Six O'Clock, Winter
John Sloan ( 1912 )
The subject of Six O’Clock, Winter—the Third Avenue El (short for “elevated train”) at the peak of the evening rush hour—reflects Sloan’s ability to catch the drama in everyday scenes. The shop girls, clerks, and working men and women who are massed in the lower part of the canvas seem absorbed in their own actions, rushing to their various destinations, generally unaware of the huge elevated railway looming high above them. Here, Sloan experiments with the effects of artificial lighting, depicting the crowd at dusk, the last rays of a winter sun visible in the sky. The figures are illuminated by the glow of the train’s electric lights from above and from the shops at street level, with those in the lower left of the composition cast in strong light. Loosely brushed in, the faces have a masklike appearance, while those on the right are almost hidden in shadow, obscuring their features.

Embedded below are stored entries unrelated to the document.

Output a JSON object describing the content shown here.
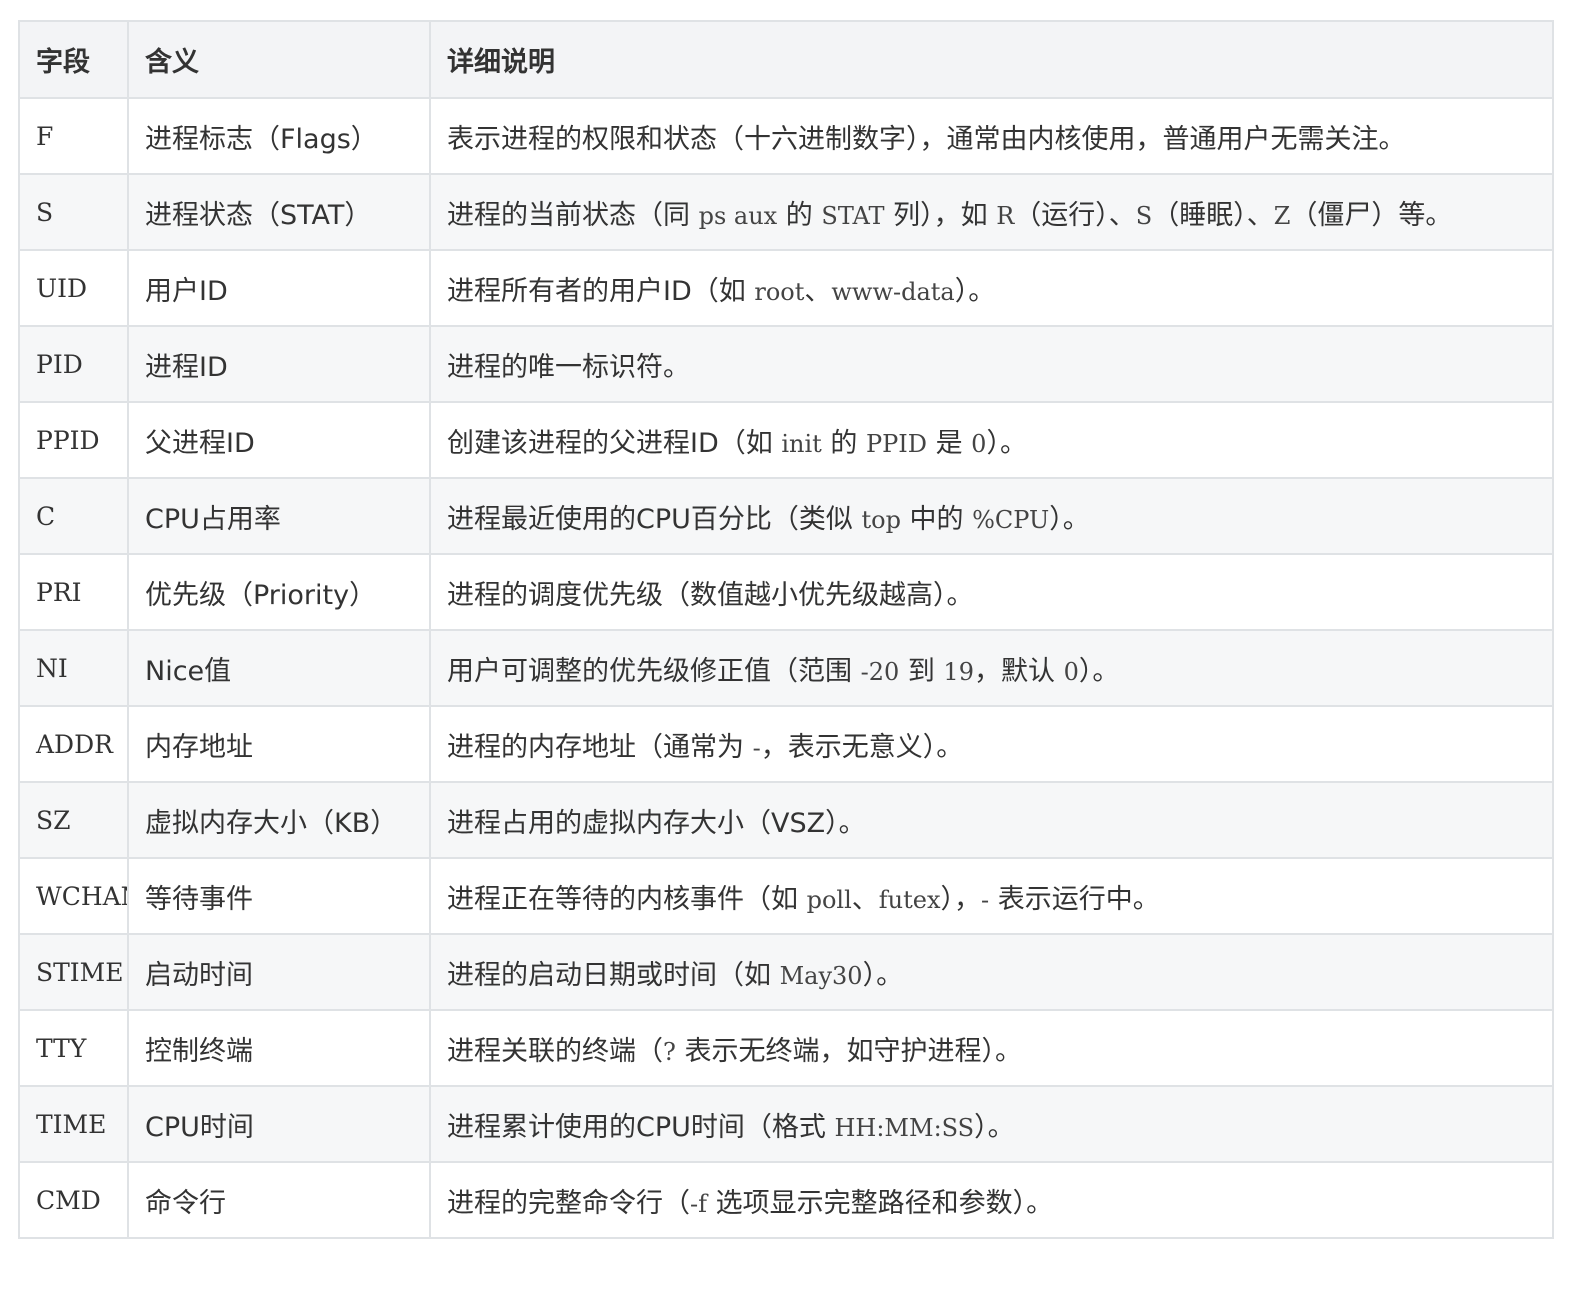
{
  "table": {
    "headers": [
      "字段",
      "含义",
      "详细说明"
    ],
    "rows": [
      {
        "field": "F",
        "meaning": "进程标志（Flags）",
        "detail": [
          {
            "t": "表示进程的权限和状态（十六进制数字），通常由内核使用，普通用户无需关注。"
          }
        ]
      },
      {
        "field": "S",
        "meaning": "进程状态（STAT）",
        "detail": [
          {
            "t": "进程的当前状态（同 "
          },
          {
            "c": "ps aux"
          },
          {
            "t": " 的 "
          },
          {
            "c": "STAT"
          },
          {
            "t": " 列），如 "
          },
          {
            "c": "R"
          },
          {
            "t": "（运行）、"
          },
          {
            "c": "S"
          },
          {
            "t": "（睡眠）、"
          },
          {
            "c": "Z"
          },
          {
            "t": "（僵尸）等。"
          }
        ]
      },
      {
        "field": "UID",
        "meaning": "用户ID",
        "detail": [
          {
            "t": "进程所有者的用户ID（如 "
          },
          {
            "c": "root"
          },
          {
            "t": "、"
          },
          {
            "c": "www-data"
          },
          {
            "t": "）。"
          }
        ]
      },
      {
        "field": "PID",
        "meaning": "进程ID",
        "detail": [
          {
            "t": "进程的唯一标识符。"
          }
        ]
      },
      {
        "field": "PPID",
        "meaning": "父进程ID",
        "detail": [
          {
            "t": "创建该进程的父进程ID（如 "
          },
          {
            "c": "init"
          },
          {
            "t": " 的 "
          },
          {
            "c": "PPID"
          },
          {
            "t": " 是 "
          },
          {
            "c": "0"
          },
          {
            "t": "）。"
          }
        ]
      },
      {
        "field": "C",
        "meaning": "CPU占用率",
        "detail": [
          {
            "t": "进程最近使用的CPU百分比（类似 "
          },
          {
            "c": "top"
          },
          {
            "t": " 中的 "
          },
          {
            "c": "%CPU"
          },
          {
            "t": "）。"
          }
        ]
      },
      {
        "field": "PRI",
        "meaning": "优先级（Priority）",
        "detail": [
          {
            "t": "进程的调度优先级（数值越小优先级越高）。"
          }
        ]
      },
      {
        "field": "NI",
        "meaning": "Nice值",
        "detail": [
          {
            "t": "用户可调整的优先级修正值（范围 "
          },
          {
            "c": "-20"
          },
          {
            "t": " 到 "
          },
          {
            "c": "19"
          },
          {
            "t": "，默认 "
          },
          {
            "c": "0"
          },
          {
            "t": "）。"
          }
        ]
      },
      {
        "field": "ADDR",
        "meaning": "内存地址",
        "detail": [
          {
            "t": "进程的内存地址（通常为 "
          },
          {
            "c": "-"
          },
          {
            "t": "，表示无意义）。"
          }
        ]
      },
      {
        "field": "SZ",
        "meaning": "虚拟内存大小（KB）",
        "detail": [
          {
            "t": "进程占用的虚拟内存大小（VSZ）。"
          }
        ]
      },
      {
        "field": "WCHAN",
        "meaning": "等待事件",
        "detail": [
          {
            "t": "进程正在等待的内核事件（如 "
          },
          {
            "c": "poll"
          },
          {
            "t": "、"
          },
          {
            "c": "futex"
          },
          {
            "t": "），"
          },
          {
            "c": "-"
          },
          {
            "t": " 表示运行中。"
          }
        ]
      },
      {
        "field": "STIME",
        "meaning": "启动时间",
        "detail": [
          {
            "t": "进程的启动日期或时间（如 "
          },
          {
            "c": "May30"
          },
          {
            "t": "）。"
          }
        ]
      },
      {
        "field": "TTY",
        "meaning": "控制终端",
        "detail": [
          {
            "t": "进程关联的终端（"
          },
          {
            "c": "?"
          },
          {
            "t": " 表示无终端，如守护进程）。"
          }
        ]
      },
      {
        "field": "TIME",
        "meaning": "CPU时间",
        "detail": [
          {
            "t": "进程累计使用的CPU时间（格式 "
          },
          {
            "c": "HH:MM:SS"
          },
          {
            "t": "）。"
          }
        ]
      },
      {
        "field": "CMD",
        "meaning": "命令行",
        "detail": [
          {
            "t": "进程的完整命令行（"
          },
          {
            "c": "-f"
          },
          {
            "t": " 选项显示完整路径和参数）。"
          }
        ]
      }
    ]
  }
}
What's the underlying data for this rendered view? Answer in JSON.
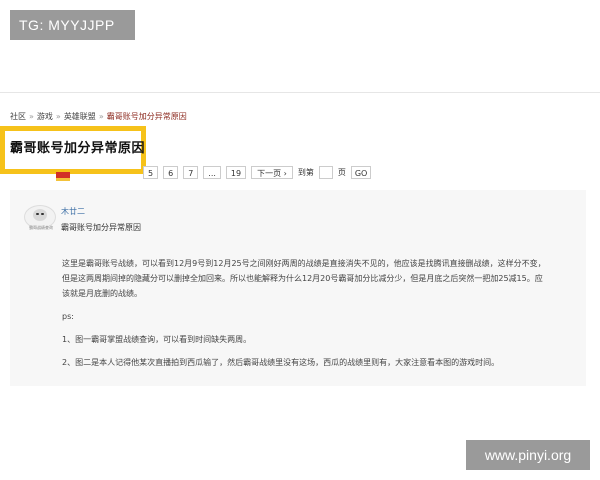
{
  "watermark_tag": "TG: MYYJJPP",
  "watermark_site": "www.pinyi.org",
  "breadcrumb": [
    {
      "label": "社区"
    },
    {
      "label": "游戏"
    },
    {
      "label": "英雄联盟"
    },
    {
      "label": "霸哥账号加分异常原因"
    }
  ],
  "breadcrumb_sep": "»",
  "title": "霸哥账号加分异常原因",
  "pager": {
    "pages": [
      "5",
      "6",
      "7",
      "...",
      "19"
    ],
    "next": "下一页 ›",
    "goto_label": "到第",
    "page_unit": "页",
    "go": "GO"
  },
  "post": {
    "author": "木廿二",
    "avatar_caption": "霸哥战绩查询",
    "subject": "霸哥账号加分异常原因",
    "paragraphs": [
      "这里是霸哥账号战绩，可以看到12月9号到12月25号之间刚好两周的战绩是直接消失不见的，他应该是找腾讯直接删战绩，这样分不变，但是这两周期间掉的隐藏分可以删掉全加回来。所以也能解释为什么12月20号霸哥加分比减分少，但是月底之后突然一把加25减15。应该就是月底删的战绩。",
      "ps:",
      "1、图一霸哥掌盟战绩查询，可以看到时间缺失两周。",
      "2、图二是本人记得他某次直播拍到西瓜输了，然后霸哥战绩里没有这场，西瓜的战绩里则有，大家注意看本图的游戏时间。"
    ]
  },
  "colors": {
    "highlight_border": "#f6c21a",
    "breadcrumb_active": "#8c2a1f",
    "author_link": "#3b6ea5"
  }
}
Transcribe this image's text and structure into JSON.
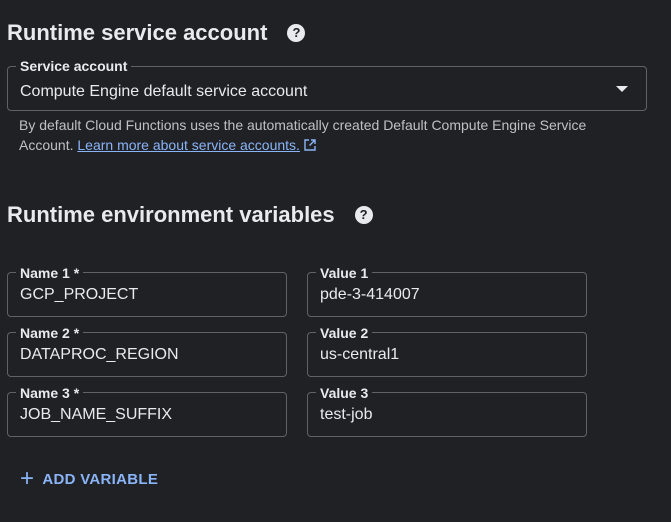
{
  "service_account_section": {
    "title": "Runtime service account",
    "field_label": "Service account",
    "selected_value": "Compute Engine default service account",
    "helper_text": "By default Cloud Functions uses the automatically created Default Compute Engine Service Account.",
    "learn_more_link": "Learn more about service accounts."
  },
  "env_vars_section": {
    "title": "Runtime environment variables",
    "variables": [
      {
        "name_label": "Name 1 *",
        "name": "GCP_PROJECT",
        "value_label": "Value 1",
        "value": "pde-3-414007"
      },
      {
        "name_label": "Name 2 *",
        "name": "DATAPROC_REGION",
        "value_label": "Value 2",
        "value": "us-central1"
      },
      {
        "name_label": "Name 3 *",
        "name": "JOB_NAME_SUFFIX",
        "value_label": "Value 3",
        "value": "test-job"
      }
    ],
    "add_button_label": "ADD VARIABLE"
  },
  "colors": {
    "background": "#202124",
    "text": "#e8eaed",
    "link": "#8ab4f8",
    "border": "#5f6368"
  },
  "icons": {
    "help": "help-circle-icon",
    "dropdown": "arrow-drop-down-icon",
    "external_link": "open-in-new-icon",
    "add": "plus-icon"
  }
}
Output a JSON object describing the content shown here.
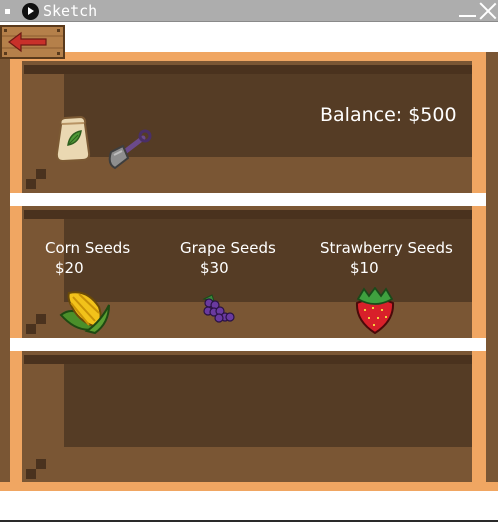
{
  "window": {
    "title": "Sketch",
    "menu_icon": "window-menu-icon",
    "app_icon": "play-circle-icon",
    "controls": [
      "minimize-icon",
      "close-icon"
    ]
  },
  "nav": {
    "back_icon": "back-arrow-icon"
  },
  "hud": {
    "balance": "Balance: $500",
    "inventory_icons": [
      "seed-bag-icon",
      "shovel-icon"
    ]
  },
  "shop": {
    "items": [
      {
        "name": "Corn Seeds",
        "price": "$20",
        "icon": "corn-icon"
      },
      {
        "name": "Grape Seeds",
        "price": "$30",
        "icon": "grape-icon"
      },
      {
        "name": "Strawberry Seeds",
        "price": "$10",
        "icon": "strawberry-icon"
      }
    ]
  },
  "colors": {
    "title_bar": "#adadad",
    "shelf_light": "#f0a662",
    "shelf_mid": "#7a5634",
    "shelf_dark": "#553c25",
    "back_arrow": "#c8302a"
  }
}
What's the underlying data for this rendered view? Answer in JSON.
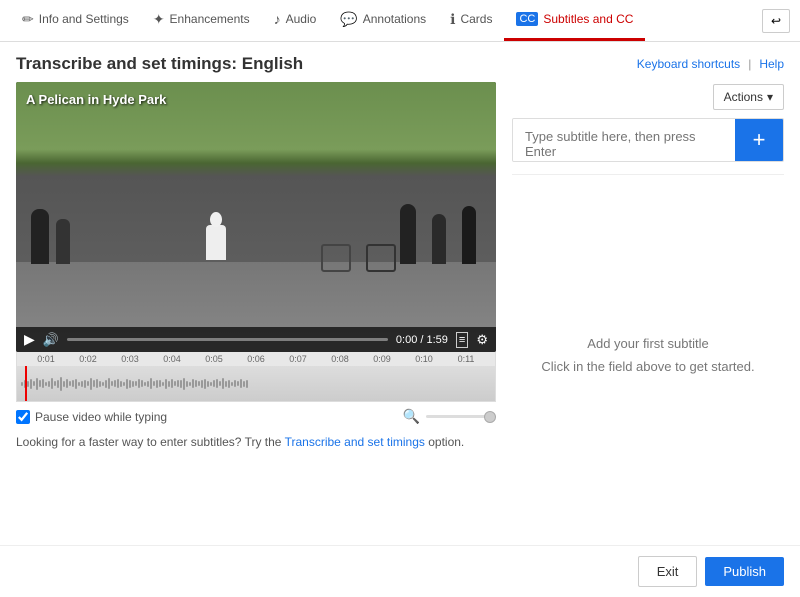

The massive El, creating a dark diagonal sweep across the length of the canvas, threatens to burst out of the picture frame, but it is held in check by the vertical steel posts, which are seemingly anchored in the crowd. Silhouetted against an ice-blue winter sky, the waiting train appears even more powerful.
Duncan Phillips, who admired Sloan’s creative integrity and freedom from the whims of public taste, wrote in A Collection in the Making, “We ramble with [Sloan] by day and night—to Tammany Hall—to McSorley’s famous saloon—to ‘arty’ restaurants—to the six o’clock rush under the Sixth [sic] Avenue’s L [sic] at lamp-lighting time.”